Der Rat der Rusi-Forscher: Westliche Sanktionen gegen die Zulieferer-Industrie der russischen Luftfahrt. «Innerhalb der nachgelagerten Lieferketten der Suchoi-Produktion besteht eine breite Abhängigkeit von ausländischen Importen von Materialien, Werkzeugmaschinen und Spezialausrüstung», so Staykow und Watling.
Noch einen Tipp haben die Rusi-Wissenschaftler aus London parat: So sollte der Westen gezielt russische Fachkräfte zum Überlaufen bewegen. So könnten auch personelle Engpässe in der westeuropäischen Flugzeugindustrie überwunden werden.

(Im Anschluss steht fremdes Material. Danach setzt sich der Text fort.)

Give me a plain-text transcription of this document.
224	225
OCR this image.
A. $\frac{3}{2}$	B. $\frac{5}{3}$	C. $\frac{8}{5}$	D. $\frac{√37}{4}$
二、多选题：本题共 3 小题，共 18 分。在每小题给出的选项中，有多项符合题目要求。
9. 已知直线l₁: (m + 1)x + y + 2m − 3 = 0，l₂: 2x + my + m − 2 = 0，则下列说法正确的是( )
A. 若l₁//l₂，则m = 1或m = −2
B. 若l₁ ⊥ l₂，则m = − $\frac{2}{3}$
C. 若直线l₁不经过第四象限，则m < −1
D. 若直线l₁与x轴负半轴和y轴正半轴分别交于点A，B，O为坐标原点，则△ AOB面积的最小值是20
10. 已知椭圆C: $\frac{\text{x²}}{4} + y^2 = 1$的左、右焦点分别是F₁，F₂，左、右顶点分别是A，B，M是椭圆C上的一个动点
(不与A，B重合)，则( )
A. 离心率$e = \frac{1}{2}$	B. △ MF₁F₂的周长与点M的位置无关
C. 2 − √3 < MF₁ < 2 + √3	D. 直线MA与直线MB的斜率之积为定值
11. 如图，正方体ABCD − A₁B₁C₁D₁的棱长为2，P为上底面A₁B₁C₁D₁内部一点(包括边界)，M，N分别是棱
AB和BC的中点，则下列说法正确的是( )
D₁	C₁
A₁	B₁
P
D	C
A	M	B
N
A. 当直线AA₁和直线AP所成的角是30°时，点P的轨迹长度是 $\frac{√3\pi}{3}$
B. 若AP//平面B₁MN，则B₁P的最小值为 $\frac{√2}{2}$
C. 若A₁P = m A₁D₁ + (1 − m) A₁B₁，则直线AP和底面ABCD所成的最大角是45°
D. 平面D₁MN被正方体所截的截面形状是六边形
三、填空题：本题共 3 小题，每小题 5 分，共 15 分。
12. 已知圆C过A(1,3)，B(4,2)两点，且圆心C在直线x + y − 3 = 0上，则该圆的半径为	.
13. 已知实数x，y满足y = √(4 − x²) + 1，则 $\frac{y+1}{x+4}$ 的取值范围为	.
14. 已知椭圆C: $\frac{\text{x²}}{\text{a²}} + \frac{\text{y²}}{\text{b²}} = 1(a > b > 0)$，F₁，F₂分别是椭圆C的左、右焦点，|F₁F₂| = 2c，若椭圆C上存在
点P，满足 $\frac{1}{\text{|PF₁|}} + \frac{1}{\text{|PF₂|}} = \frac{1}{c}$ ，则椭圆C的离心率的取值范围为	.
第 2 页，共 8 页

Gezielte Drohnen-Schläge gegen neue Ziele in Russland
Zuvor hatte schon die Nato in einem Workshop über Gegenmassnahmen gegen Putins Gleitbomben beraten. Bei einem Wettbewerb im Frühjahr in Polen siegte das französische Rüstungsunternehmen Alta Ares, mit dem Vorschlag, die Gleitbomben mittels Künstlicher Intelligenz (KI) aufzuspüren. Eine weitere Gegenstrategie könnte im verstärkte Einsatz von Drohnen gegen russische Luftwaffenstützpunkte bestehen. Das aber würden einen Strategiewechsel der ukrainischen Armee erfordern. Diese setzte mit ihren Langstreckendrohnen zuletzt auf Schläge gegen Russlands Öl-Infrastruktur.
Fachleute dringen nun verstärkt auf Angriffe auf Luftwaffenstützpunkte in Russland, um Putins alternde Flotte aus Su-30- und Su-34-Jets am Boden auszuschalten – noch ehe sie die tödliche Fracht überhaupt in der Luft auf den Weg bringen können.